3. The news agency saved its face by reporting before the official announcement that Smith had been fired.
The past tense of the idiom “save face” is here rendered with an altered form suggesting that the news agency’s physical visage was preserved rather than that it managed to maintain its figurative dignity; the sentence should read, “The news agency saved face by reporting before the official announcement that Smith had been fired.”
5 thoughts on “3 Types of Usage Errors”
Isn’t bore the past tense of bear?
Yes, Venqax, the principle parts of that verb, are bear, bore, borne, bearing.
Its form as a noun is “burden”, and its form as an adjective is “burdensome” or “burdening”.
Yes, “I bore the package of silver like a donkey over the Appalachians..”
“He bore the heavy load of tin like a llama over the Andes.”
“She bore the bale of hashish like a mule over the Apennines.”
“They bore the body of the emperor like an elephant over the Alps.”
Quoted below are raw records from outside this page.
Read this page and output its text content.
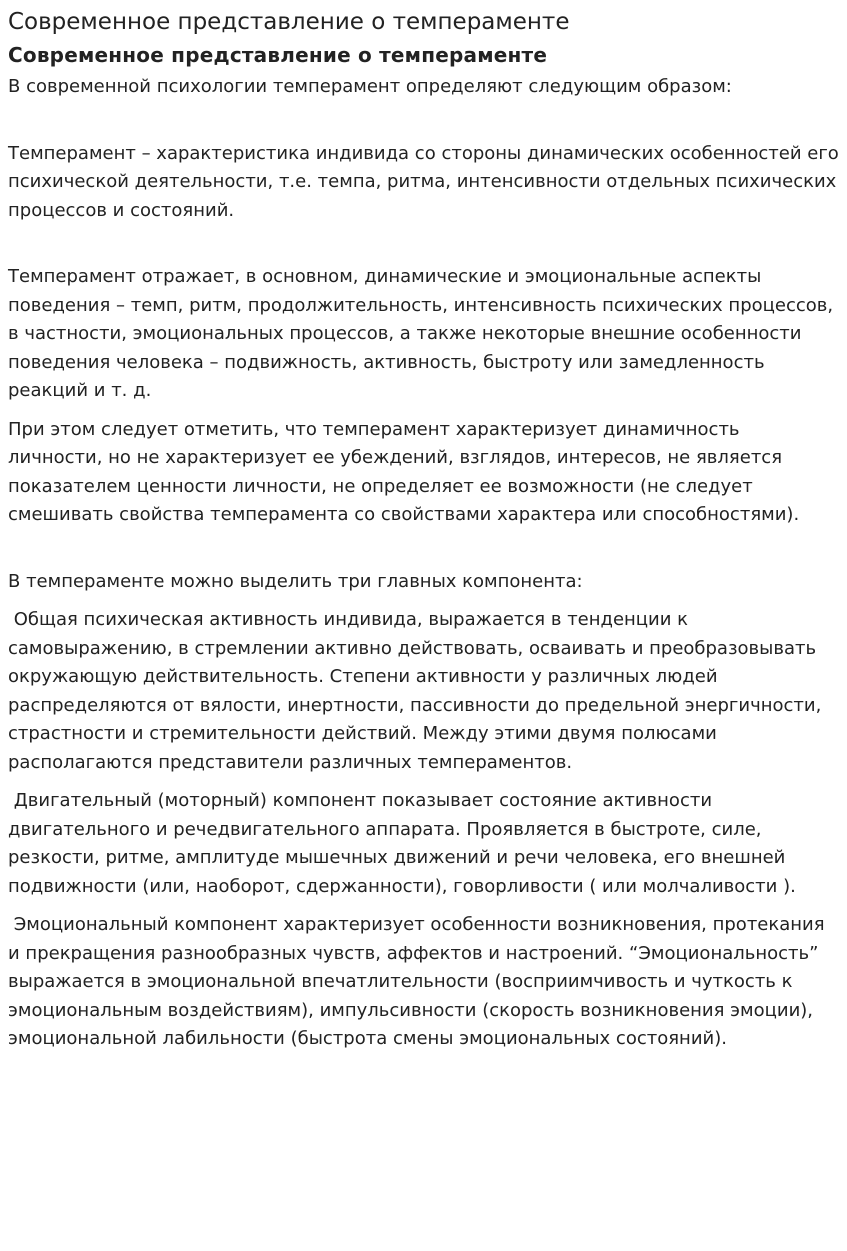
Современное представление о темпераменте
Современное представление о темпераменте

В современной психологии темперамент определяют следующим образом:

Темперамент – характеристика индивида со стороны динамических особенностей его психической деятельности, т.е. темпа, ритма, интенсивности отдельных психических процессов и состояний.

Темперамент отражает, в основном, динамические и эмоциональные аспекты поведения – темп, ритм, продолжительность, интенсивность психических процессов, в частности, эмоциональных процессов, а также некоторые внешние особенности поведения человека – подвижность, активность, быстроту или замедленность реакций и т. д.

При этом следует отметить, что темперамент характеризует динамичность личности, но не характеризует ее убеждений, взглядов, интересов, не является показателем ценности личности, не определяет ее возможности (не следует смешивать свойства темперамента со свойствами характера или способностями).

В темпераменте можно выделить три главных компонента:

Общая психическая активность индивида, выражается в тенденции к самовыражению, в стремлении активно действовать, осваивать и преобразовывать окружающую действительность. Степени активности у различных людей распределяются от вялости, инертности, пассивности до предельной энергичности, страстности и стремительности действий. Между этими двумя полюсами располагаются представители различных темпераментов.

Двигательный (моторный) компонент показывает состояние активности двигательного и речедвигательного аппарата. Проявляется в быстроте, силе, резкости, ритме, амплитуде мышечных движений и речи человека, его внешней подвижности (или, наоборот, сдержанности), говорливости ( или молчаливости ).

Эмоциональный компонент характеризует особенности возникновения, протекания и прекращения разнообразных чувств, аффектов и настроений. “Эмоциональность” выражается в эмоциональной впечатлительности (восприимчивость и чуткость к эмоциональным воздействиям), импульсивности (скорость возникновения эмоции), эмоциональной лабильности (быстрота смены эмоциональных состояний).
I thought that this article was going to be about problems with the words “usage” and “utilizing”, such as writing one of these words when “use”, “using”, or “used” would do just fine!
VERY well said! “A more egregious violation of the meaning is the bureaucrat-speak abomination ‘Let me caveat that’.”
A “bureaucrat-speak abomination”, indeed!
“Borne” is the “past participle” of “bear”, and not the “past tense”.
Maybe this confusion results from many irregular verbs having the same form in the past tense and the past participle.
Then there is the problem with “past”, which is a noun or an adjective, and “passed”, which is the past tense and the past participle of the verb “to pass”.
Also, many people get confused over “past tense” and “past participle”, and then putting in the “present participle” makes things even worse.